Nurse Erin Riehle and Susan Riehle created Project SEARCH in Cincinnati in 1996. She was struggling to find reliable team members to stock shelves in the ER department she directed at Children’s and wondered if people with disabilities could do the job. Employing people with disabilities was uncharted territory.
The Americans with Disabilities Act (ADA) had been signed into law just six years earlier, the most comprehensive federal law ever to protect the rights of people with disabilities. In addition to creating similar prohibitions as the Civil Rights Act of 1964, the ADA of 1990 specifically made it illegal to discriminate against people with disabilities in employment and required employers to provide reasonable accommodations for employees with disabilities.
From its inception, the program changed Riehle and her abled colleagues’ perspectives about working with people with disabilities. Project SEARCH employed 35 young people with disabilities in its first year, giving them access to critically important employment experiences. Today, there are over 600 Project SEARCH work sites spread across 49 American states and 10 countries.

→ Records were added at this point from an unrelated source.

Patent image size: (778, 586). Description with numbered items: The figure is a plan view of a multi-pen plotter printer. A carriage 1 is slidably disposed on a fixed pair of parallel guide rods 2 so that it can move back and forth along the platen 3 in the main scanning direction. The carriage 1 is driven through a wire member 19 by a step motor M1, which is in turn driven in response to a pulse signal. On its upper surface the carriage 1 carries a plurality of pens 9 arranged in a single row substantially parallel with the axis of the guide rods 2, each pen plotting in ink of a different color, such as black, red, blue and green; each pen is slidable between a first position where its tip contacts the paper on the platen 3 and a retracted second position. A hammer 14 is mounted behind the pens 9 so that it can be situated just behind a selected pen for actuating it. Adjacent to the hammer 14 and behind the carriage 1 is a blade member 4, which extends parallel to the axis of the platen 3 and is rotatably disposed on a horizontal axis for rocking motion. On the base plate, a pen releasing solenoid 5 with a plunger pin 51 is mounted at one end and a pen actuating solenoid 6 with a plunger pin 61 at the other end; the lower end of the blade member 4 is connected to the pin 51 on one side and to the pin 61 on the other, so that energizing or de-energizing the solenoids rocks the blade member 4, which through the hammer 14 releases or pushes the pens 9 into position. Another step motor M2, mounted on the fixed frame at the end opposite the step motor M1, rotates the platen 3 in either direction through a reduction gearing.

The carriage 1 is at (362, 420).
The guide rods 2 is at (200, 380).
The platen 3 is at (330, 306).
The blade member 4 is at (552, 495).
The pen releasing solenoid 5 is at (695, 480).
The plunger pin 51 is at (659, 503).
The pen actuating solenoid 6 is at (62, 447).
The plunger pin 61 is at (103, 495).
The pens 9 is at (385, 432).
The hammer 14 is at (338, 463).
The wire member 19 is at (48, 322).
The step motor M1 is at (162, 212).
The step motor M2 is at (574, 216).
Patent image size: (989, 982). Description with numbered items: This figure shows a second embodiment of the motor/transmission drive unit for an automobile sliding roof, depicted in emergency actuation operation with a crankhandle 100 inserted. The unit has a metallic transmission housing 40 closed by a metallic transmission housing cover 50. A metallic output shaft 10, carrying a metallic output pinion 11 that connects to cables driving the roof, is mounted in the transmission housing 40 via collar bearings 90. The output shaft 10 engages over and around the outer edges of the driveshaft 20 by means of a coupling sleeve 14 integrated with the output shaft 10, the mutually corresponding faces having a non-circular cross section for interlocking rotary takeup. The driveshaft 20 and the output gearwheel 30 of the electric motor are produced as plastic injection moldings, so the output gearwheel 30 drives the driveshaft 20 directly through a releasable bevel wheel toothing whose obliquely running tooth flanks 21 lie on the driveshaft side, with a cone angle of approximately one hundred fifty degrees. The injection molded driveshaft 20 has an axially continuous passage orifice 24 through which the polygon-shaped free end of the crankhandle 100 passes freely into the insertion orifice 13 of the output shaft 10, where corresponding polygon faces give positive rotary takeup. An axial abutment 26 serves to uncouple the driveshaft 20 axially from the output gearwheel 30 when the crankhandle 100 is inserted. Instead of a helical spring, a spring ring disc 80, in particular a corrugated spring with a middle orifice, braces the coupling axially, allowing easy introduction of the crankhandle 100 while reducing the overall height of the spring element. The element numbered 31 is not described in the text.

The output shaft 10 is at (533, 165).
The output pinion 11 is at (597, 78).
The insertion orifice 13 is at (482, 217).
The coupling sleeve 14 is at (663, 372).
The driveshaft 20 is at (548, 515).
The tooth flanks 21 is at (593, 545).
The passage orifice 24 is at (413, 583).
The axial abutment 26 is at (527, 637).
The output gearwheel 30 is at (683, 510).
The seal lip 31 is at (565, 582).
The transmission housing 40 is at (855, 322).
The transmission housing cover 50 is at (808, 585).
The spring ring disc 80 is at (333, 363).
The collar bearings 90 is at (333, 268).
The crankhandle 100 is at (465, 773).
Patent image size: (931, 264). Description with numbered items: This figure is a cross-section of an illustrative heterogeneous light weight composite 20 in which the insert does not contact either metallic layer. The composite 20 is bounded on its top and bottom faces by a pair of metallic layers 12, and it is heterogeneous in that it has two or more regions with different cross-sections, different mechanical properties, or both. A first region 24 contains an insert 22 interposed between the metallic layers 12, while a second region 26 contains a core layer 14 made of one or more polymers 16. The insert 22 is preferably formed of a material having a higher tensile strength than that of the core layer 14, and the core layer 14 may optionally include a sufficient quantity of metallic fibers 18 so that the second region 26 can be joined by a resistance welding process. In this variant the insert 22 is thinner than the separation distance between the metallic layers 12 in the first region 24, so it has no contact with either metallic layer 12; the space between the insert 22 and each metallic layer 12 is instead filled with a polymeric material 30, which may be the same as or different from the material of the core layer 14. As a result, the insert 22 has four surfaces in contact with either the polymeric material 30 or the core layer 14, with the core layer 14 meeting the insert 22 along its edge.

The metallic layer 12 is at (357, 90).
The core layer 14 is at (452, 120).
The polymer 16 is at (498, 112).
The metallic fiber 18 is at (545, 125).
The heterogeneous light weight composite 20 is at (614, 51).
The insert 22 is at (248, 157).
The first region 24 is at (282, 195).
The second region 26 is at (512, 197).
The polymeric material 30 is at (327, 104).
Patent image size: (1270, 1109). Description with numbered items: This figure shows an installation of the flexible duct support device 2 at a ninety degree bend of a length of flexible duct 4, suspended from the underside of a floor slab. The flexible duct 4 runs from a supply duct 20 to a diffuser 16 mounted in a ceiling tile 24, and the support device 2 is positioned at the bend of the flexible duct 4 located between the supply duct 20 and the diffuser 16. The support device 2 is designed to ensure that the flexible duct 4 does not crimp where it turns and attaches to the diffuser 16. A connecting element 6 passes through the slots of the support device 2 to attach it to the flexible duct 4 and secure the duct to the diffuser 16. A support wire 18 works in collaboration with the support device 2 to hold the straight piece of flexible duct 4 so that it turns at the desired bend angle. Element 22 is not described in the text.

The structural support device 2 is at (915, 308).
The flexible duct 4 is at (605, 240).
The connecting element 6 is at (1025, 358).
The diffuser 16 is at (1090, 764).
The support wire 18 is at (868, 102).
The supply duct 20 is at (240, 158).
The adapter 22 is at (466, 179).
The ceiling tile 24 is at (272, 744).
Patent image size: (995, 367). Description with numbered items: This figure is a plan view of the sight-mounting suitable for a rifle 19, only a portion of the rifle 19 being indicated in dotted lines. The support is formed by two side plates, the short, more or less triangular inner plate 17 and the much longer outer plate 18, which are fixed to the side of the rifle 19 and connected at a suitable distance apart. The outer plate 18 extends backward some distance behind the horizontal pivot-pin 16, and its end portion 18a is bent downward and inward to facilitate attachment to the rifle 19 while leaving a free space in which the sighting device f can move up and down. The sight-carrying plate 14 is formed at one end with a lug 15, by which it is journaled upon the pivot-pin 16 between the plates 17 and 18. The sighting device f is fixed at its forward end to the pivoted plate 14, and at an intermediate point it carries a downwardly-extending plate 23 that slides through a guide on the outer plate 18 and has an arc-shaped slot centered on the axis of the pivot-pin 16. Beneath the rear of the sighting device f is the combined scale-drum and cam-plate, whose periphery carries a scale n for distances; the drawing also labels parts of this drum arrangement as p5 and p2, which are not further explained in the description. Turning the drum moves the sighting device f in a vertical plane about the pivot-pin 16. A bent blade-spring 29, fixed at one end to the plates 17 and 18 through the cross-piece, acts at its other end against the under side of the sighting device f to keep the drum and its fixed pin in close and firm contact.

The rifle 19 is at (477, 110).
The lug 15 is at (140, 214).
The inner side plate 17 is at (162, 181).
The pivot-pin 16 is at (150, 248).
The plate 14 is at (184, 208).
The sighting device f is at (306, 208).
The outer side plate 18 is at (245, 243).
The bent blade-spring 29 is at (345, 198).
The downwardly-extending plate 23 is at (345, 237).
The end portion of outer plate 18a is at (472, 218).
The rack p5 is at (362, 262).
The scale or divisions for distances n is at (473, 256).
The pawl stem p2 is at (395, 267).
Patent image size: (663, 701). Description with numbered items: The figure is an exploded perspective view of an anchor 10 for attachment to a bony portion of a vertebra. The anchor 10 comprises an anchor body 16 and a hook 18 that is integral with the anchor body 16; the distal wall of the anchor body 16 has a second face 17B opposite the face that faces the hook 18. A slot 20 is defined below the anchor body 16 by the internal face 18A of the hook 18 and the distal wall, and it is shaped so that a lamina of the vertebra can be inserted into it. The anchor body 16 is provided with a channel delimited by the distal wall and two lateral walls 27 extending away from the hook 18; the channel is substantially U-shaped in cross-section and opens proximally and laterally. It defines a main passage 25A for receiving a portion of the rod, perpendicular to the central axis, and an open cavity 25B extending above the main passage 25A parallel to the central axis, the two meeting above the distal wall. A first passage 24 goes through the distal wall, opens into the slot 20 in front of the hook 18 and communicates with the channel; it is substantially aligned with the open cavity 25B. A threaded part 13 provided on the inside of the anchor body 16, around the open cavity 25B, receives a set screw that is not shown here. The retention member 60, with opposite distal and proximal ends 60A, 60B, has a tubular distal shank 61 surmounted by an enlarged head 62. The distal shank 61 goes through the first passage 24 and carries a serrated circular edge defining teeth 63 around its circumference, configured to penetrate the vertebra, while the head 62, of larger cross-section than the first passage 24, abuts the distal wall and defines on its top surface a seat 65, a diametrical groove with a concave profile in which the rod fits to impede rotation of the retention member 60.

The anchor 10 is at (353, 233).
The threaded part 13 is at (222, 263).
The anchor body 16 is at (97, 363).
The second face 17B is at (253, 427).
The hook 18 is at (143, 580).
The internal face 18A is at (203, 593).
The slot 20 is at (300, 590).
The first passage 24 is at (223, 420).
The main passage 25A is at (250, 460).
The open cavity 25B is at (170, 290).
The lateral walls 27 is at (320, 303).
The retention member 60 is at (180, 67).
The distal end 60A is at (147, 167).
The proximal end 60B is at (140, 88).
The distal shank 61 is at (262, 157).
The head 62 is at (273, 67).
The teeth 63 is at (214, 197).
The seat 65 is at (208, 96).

Out of all of those, the program at Bronson Methodist Hospital was selected in 2019 as the winner of Project SEARCH’s Model Fidelity Spotlight Award in Transformative Collaboration. Project SEARCH in Kalamazoo is a product of collaboration between Bronson, the Bureau of Services for Blind Persons, the Disability Network of Southwest Michigan, Greenleaf Hospitality Group, Integrated Services of Kalamazoo, Kalamazoo RESA and Michigan Rehabilitation Services.
“Project SEARCH is the best example of families, schools, community and local businesses coming together to focus on supporting young adults with disabilities to be productive members of their community,” said Kathy Hurley, Kalamazoo RESA transition coordinator.
Students develop their strengths by completing yearlong rotating internships that enable them to effectively transition into the workforce as independent adults. At Bronson, they might rotate through entry level roles like customer service, food preparation or environmental services. This year, staff have adapted their program to be delivered five days a week, with one day of face-to-face learning, three days of internship site experience and one day of virtual classroom activities.
“We train everyone on the work skills, but also social skills are a huge component and are just as important,” said Jo Ann Hurst, Kalamazoo RESA/Project SEARCH instructor. “We work on business etiquette and professional expectations so they can really be all-around successful.”
Nearly all of Kalamazoo’s Project SEARCH graduates have gone on to secure gainful employment, many of them at the sites where they completed internship rotations. This year, KRESA hired multiple graduates to work on the custodial team.
“They become dream employees,” said Hurst. “These are people who are excited about the work they do every day, who want to be there, who are great at the work that they do.”